Justiça marca audiência de processo contra o prefeito de Barras, Edilson Capote
A Justiça Federal marcou para o dia 30 de abril de 2025 a audiência de instrução do processo contra o prefeito de Barras, Edilson Sérvulo de Sousa, conhecido como Edilson Capote. A ação penal, movida pelo Ministério Público Federal (MPF), acusa o gestor de contratar serviços de transporte sem licitação no ano de 2013.
Denúncia do MPF
Segundo o MPF, Edilson Capote teria contratado diretamente a empresa Betinho Veículos Ltda. para locação de veículos destinados ao gabinete do prefeito e secretarias municipais, sem seguir os trâmites legais de licitação. O pagamento pelos serviços teria sido feito com recursos do Fundo de Manutenção e Desenvolvimento da Educação Básica (FUNDEB), do Fundo Municipal de Saúde (FMS) e do Programa Nacional de Apoio ao Transporte Escolar (PNATE).
Além do prefeito, foram denunciados no processo o então pregoeiro Claúdio Márcio de Oliveira e Roberto Gayoso Castelo Branco Júnior, representante da empresa Betinho Veículos Ltda.
Defesa alega prescrição
A defesa de Edilson Capote argumenta que o prazo prescricional de 10 anos já teria sido atingido, uma vez que os fatos ocorreram em 2013, e a denúncia só foi recebida em 2023. Além disso, os advogados pediram a absolvição sumária do prefeito e dos outros envolvidos, alegando falta de provas concretas que justifiquem a acusação.

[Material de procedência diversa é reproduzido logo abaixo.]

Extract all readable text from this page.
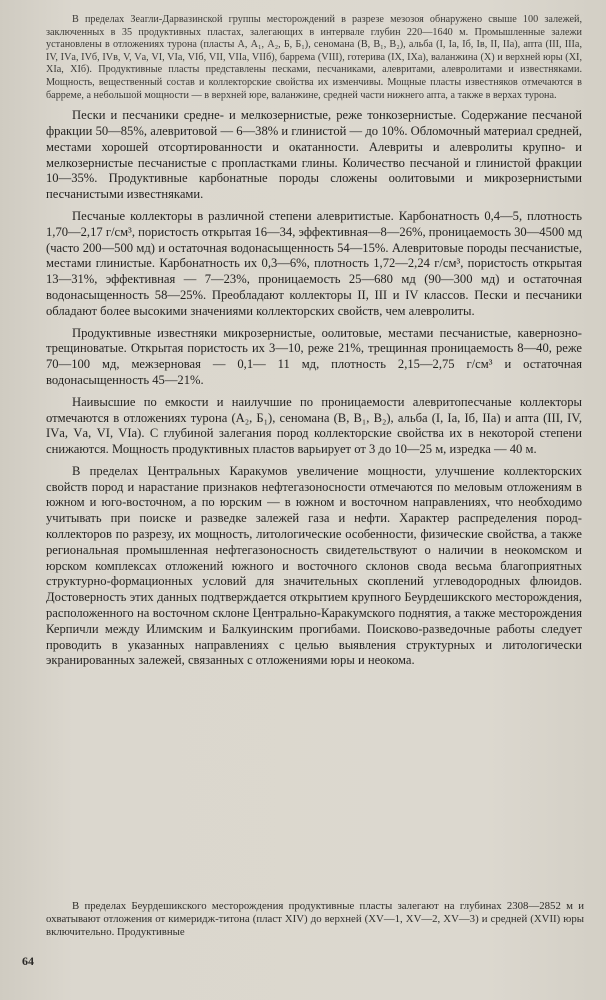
В пределах Зеагли-Дарвазинской группы месторождений в разрезе мезозоя обнаружено свыше 100 залежей, заключенных в 35 продуктивных пластах, залегающих в интервале глубин 220—1640 м. Промышленные залежи установлены в отложениях турона (пласты А, А₁, А₂, Б, Б₁), сеномана (В, В₁, В₂), альба (I, Iа, Iб, Iв, II, IIа), апта (III, IIIа, IV, IVа, IVб, IVв, V, Vа, VI, VIа, VIб, VII, VIIа, VIIб), баррема (VIII), готерива (IX, IXа), валанжина (X) и верхней юры (XI, XIа, XIб). Продуктивные пласты представлены песками, песчаниками, алевритами, алевролитами и известняками. Мощность, вещественный состав и коллекторские свойства их изменчивы. Мощные пласты известняков отмечаются в барреме, а небольшой мощности — в верхней юре, валанжине, средней части нижнего апта, а также в верхах турона.

Пески и песчаники средне- и мелкозернистые, реже тонкозернистые. Содержание песчаной фракции 50—85%, алевритовой — 6—38% и глинистой — до 10%. Обломочный материал средней, местами хорошей отсортированности и окатанности. Алевриты и алевролиты крупно- и мелкозернистые песчанистые с пропластками глины. Количество песчаной и глинистой фракции 10—35%. Продуктивные карбонатные породы сложены оолитовыми и микрозернистыми песчанистыми известняками.

Песчаные коллекторы в различной степени алевритистые. Карбонатность 0,4—5, плотность 1,70—2,17 г/см³, пористость открытая 16—34, эффективная—8—26%, проницаемость 30—4500 мд (часто 200—500 мд) и остаточная водонасыщенность 54—15%. Алевритовые породы песчанистые, местами глинистые. Карбонатность их 0,3—6%, плотность 1,72—2,24 г/см³, пористость открытая 13—31%, эффективная — 7—23%, проницаемость 25—680 мд (90—300 мд) и остаточная водонасыщенность 58—25%. Преобладают коллекторы II, III и IV классов. Пески и песчаники обладают более высокими значениями коллекторских свойств, чем алевролиты.

Продуктивные известняки микрозернистые, оолитовые, местами песчанистые, кавернозно-трещиноватые. Открытая пористость их 3—10, реже 21%, трещинная проницаемость 8—40, реже 70—100 мд, межзерновая — 0,1— 11 мд, плотность 2,15—2,75 г/см³ и остаточная водонасыщенность 45—21%.

Наивысшие по емкости и наилучшие по проницаемости алевритопесчаные коллекторы отмечаются в отложениях турона (А₂, Б₁), сеномана (В, В₁, В₂), альба (I, Iа, Iб, IIа) и апта (III, IV, IVа, Vа, VI, VIа). С глубиной залегания пород коллекторские свойства их в некоторой степени снижаются. Мощность продуктивных пластов варьирует от 3 до 10—25 м, изредка — 40 м.

В пределах Центральных Каракумов увеличение мощности, улучшение коллекторских свойств пород и нарастание признаков нефтегазоносности отмечаются по меловым отложениям в южном и юго-восточном, а по юрским — в южном и восточном направлениях, что необходимо учитывать при поиске и разведке залежей газа и нефти. Характер распределения пород-коллекторов по разрезу, их мощность, литологические особенности, физические свойства, а также региональная промышленная нефтегазоносность свидетельствуют о наличии в неокомском и юрском комплексах отложений южного и восточного склонов свода весьма благоприятных структурно-формационных условий для значительных скоплений углеводородных флюидов. Достоверность этих данных подтверждается открытием крупного Беурдешикского месторождения, расположенного на восточном склоне Центрально-Каракумского поднятия, а также месторождения Керпичли между Илимским и Балкуинским прогибами. Поисково-разведочные работы следует проводить в указанных направлениях с целью выявления структурных и литологически экранированных залежей, связанных с отложениями юры и неокома.

В пределах Беурдешикского месторождения продуктивные пласты залегают на глубинах 2308—2852 м и охватывают отложения от кимеридж-титона (пласт XIV) до верхней (XV—1, XV—2, XV—3) и средней (XVII) юры включительно. Продуктивные

64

O MPF, no entanto, rebateu a alegação de prescrição e destacou que a suposta irregularidade envolveu uma “licitação montada”, o que justificaria a continuidade da ação penal. Segundo o órgão, as provas apontam que houve direcionamento na contratação e a ausência de concorrência efetiva.
Posicionamento do prefeito
Procurado pela imprensa, Edilson Capote não se pronunciou sobre o caso até o momento. A audiência de instrução será conduzida pelo juiz da 1ª Vara Federal do Piauí, Gustavo André Oliveira dos Santos.